FWIW, a small optimization on Ch3steR's nice answer is to create the index
column by doing a groupby and taking a cumulative count of each group, and then offsetting the count by the index_start
:
rep = (df['index_end'] - df['index_start']) + 1
res = df.loc[df.index.repeat(rep)]
res['index'] = res.groupby(res.index).cumcount() + res['index_start']
Output (res
):
item index_start index_end index
0 A 1 3 1
0 A 1 3 2
0 A 1 3 3
1 B 4 7 4
1 B 4 7 5
1 B 4 7 6
1 B 4 7 7
And the timing, a la Ch3steR:
df = pd.concat([df]*1000, ignore_index=True)
%%timeit
rep = (df['index_end'] - df['index_start']) + 1
res = df.loc[df.index.repeat(rep)]
res['index'] = res.groupby(res.index).cumcount() + res['index_start']

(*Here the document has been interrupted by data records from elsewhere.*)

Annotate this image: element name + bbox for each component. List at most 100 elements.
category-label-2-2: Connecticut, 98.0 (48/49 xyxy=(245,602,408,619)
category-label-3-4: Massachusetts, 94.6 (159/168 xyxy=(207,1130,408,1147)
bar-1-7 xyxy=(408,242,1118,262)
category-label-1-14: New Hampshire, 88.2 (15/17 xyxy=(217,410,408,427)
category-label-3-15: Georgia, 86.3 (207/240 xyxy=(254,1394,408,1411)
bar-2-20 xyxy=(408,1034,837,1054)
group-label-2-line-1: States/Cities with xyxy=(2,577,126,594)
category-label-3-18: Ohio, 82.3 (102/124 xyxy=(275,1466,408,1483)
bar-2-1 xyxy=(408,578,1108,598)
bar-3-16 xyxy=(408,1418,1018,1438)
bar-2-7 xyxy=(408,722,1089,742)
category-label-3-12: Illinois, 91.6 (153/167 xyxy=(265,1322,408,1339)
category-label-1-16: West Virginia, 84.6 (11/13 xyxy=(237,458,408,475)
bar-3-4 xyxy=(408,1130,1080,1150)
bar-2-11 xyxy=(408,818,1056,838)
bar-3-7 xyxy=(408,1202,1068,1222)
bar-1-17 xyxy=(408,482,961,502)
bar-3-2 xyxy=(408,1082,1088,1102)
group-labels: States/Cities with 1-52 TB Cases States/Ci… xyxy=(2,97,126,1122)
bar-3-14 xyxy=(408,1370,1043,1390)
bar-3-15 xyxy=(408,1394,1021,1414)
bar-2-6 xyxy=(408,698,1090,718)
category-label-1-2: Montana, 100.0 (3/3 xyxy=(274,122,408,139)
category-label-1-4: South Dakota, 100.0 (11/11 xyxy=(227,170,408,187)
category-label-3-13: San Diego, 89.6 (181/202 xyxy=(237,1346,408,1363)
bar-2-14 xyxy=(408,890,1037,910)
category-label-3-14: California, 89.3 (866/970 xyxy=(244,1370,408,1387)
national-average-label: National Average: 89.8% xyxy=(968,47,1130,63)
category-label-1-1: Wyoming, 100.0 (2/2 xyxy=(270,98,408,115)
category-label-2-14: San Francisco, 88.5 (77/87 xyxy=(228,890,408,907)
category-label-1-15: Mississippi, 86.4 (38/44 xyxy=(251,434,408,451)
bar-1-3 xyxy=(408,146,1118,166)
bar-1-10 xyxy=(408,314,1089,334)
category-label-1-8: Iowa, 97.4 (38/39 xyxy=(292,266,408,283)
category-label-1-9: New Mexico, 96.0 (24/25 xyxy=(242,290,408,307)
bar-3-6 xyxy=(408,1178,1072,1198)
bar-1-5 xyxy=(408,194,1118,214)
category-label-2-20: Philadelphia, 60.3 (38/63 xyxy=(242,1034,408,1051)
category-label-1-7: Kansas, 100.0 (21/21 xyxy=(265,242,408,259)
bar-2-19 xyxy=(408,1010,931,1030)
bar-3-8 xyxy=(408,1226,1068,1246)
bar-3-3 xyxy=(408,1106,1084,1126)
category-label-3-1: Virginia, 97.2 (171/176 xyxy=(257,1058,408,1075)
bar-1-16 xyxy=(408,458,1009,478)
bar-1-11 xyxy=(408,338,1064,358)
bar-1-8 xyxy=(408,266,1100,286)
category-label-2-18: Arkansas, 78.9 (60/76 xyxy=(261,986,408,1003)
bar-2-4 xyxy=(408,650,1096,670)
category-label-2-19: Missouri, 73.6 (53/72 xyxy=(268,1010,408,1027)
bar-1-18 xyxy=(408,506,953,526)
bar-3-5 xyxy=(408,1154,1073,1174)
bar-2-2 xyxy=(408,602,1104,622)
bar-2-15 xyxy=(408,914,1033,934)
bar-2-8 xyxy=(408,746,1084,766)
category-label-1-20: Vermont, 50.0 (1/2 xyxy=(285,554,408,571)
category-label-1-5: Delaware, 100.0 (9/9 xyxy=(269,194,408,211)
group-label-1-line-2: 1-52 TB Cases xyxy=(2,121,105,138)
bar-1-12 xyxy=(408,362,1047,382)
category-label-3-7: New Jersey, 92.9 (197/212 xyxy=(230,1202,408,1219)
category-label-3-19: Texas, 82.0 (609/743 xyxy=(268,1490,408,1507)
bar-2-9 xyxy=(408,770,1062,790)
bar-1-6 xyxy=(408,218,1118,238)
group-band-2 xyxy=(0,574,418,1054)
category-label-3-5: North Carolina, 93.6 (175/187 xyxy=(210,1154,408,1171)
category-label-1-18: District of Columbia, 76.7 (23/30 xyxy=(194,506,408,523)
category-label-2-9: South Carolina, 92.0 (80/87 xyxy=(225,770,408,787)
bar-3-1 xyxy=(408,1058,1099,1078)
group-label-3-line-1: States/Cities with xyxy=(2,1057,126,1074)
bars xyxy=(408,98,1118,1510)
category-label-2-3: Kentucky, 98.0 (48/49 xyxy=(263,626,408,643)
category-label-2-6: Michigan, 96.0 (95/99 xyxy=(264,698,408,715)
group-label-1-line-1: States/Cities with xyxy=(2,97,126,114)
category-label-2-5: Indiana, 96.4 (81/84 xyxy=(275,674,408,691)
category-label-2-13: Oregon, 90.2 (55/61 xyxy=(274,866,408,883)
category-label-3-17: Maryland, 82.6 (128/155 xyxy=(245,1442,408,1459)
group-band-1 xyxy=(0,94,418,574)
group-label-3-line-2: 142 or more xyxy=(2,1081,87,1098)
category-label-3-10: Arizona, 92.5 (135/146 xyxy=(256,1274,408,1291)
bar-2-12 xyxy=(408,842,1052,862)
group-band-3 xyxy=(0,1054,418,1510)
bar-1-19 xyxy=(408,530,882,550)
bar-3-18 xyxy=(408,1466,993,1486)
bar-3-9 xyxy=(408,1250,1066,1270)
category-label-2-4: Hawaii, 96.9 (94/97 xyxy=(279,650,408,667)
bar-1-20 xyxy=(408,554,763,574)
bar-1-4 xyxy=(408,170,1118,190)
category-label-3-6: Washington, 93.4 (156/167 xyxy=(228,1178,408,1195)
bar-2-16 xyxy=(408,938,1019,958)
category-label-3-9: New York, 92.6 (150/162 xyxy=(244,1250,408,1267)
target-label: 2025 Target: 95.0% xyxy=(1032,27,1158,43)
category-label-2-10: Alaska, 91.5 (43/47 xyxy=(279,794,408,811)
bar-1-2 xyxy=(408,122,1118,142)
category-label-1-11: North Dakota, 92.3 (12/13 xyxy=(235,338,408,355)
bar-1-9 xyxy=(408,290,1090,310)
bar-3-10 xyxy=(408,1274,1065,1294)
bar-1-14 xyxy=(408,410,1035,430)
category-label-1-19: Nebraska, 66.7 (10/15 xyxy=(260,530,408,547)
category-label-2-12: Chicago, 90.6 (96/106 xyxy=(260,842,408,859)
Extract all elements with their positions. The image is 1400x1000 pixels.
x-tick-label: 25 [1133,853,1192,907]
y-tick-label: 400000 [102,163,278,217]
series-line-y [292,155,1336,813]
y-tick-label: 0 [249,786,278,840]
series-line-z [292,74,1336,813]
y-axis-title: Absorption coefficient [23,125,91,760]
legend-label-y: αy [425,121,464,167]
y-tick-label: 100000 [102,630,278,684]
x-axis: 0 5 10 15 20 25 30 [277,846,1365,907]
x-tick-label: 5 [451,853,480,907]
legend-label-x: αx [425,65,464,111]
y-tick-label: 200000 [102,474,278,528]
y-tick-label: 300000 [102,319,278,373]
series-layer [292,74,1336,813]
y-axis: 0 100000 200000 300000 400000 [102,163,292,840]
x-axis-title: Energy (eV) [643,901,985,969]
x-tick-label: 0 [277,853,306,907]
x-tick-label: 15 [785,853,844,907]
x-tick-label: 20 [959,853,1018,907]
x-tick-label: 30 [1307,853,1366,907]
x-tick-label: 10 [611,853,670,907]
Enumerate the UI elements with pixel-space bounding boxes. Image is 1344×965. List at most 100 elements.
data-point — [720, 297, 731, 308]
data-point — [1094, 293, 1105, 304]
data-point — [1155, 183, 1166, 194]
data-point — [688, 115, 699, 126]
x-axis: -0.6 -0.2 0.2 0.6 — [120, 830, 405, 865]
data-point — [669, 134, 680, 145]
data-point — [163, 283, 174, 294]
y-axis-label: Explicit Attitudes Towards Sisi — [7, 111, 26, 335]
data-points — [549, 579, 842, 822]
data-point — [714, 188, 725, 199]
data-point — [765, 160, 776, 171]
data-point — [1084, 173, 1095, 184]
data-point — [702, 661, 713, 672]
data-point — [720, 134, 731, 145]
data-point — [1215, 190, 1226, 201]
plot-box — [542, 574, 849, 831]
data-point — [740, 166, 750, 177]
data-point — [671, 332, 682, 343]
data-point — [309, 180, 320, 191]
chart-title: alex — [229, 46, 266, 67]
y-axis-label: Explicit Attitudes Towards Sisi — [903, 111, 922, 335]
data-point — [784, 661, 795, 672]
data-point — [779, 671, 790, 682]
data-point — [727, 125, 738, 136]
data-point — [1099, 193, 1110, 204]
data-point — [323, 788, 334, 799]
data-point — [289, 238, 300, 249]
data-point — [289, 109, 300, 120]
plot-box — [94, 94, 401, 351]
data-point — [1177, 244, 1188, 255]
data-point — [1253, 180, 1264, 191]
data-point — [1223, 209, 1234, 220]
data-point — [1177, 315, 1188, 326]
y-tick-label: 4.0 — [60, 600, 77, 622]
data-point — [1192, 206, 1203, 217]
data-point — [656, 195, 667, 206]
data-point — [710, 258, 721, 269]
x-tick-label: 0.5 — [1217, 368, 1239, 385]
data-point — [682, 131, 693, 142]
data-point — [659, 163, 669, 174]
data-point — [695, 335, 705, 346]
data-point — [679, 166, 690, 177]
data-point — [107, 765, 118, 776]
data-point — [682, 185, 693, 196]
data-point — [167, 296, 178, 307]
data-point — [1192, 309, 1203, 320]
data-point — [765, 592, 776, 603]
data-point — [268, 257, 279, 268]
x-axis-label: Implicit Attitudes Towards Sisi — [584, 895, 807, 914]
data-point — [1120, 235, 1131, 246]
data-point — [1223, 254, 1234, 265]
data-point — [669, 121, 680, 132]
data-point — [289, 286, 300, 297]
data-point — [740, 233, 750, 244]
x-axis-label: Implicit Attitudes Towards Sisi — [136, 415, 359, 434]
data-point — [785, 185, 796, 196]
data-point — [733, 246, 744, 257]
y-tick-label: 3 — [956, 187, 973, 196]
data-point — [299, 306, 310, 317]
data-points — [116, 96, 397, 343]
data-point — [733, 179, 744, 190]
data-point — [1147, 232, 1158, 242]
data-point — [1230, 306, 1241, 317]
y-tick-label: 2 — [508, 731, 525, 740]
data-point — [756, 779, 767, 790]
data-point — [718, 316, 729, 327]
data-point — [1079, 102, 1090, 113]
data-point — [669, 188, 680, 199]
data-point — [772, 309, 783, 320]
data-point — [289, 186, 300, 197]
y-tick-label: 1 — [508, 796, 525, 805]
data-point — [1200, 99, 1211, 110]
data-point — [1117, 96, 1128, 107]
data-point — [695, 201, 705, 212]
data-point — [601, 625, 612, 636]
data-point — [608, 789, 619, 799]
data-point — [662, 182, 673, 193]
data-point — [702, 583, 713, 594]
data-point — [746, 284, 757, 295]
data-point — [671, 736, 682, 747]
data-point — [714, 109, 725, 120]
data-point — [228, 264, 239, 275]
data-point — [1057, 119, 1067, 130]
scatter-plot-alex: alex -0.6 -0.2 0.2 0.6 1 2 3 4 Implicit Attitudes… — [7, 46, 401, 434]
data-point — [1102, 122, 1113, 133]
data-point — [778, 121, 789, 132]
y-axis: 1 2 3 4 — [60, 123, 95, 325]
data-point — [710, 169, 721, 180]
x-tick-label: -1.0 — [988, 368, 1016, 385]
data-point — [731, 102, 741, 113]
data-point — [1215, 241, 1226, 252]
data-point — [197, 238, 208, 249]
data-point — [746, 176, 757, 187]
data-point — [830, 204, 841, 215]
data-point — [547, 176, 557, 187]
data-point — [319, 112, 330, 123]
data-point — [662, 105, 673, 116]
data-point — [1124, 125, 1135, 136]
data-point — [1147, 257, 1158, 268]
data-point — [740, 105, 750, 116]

# 1.66 ms ± 38.3 µs per loop (mean ± std. dev. of 7 runs, 1000 loops each)
You'll have to trust that my timings for the other approaches are similar to what was posted : )
But to me, this feels like overkill for creating an index. If the indices referenced in your original rows are always contiguous and non-overlapping (i.e. if one entry spans i to j, the next starts at j + 1), then index
is just going to be a series of integers. So creating it with a range
should be correct:
res['index'] = np.arange(1, len(df) + 1)
Or maybe functionally-equivalently, you could just reset the DataFrame's index instead of creating index
:
res = res.reset_index(drop=True)
It seems from your example input that this would be sufficient. But the counter case would be if your index_start
and index_end
don't mean literal row numbers, and are more just used to compute how to repeat things. So for example, if your data looked like so:
# now there are gaps in the indices, and it doesn't start at 1
df = pd.DataFrame({'item':['A','B'],
'index_start':[3, 5],
'index_end':[19, 22]})
But you still wanted the first row to be repeated 3 times and second one 4 times, AND you wanted to create that index
column (in this case, [3,4,5,19,20,21,22]
), you would need to do the groupby operation or something similar.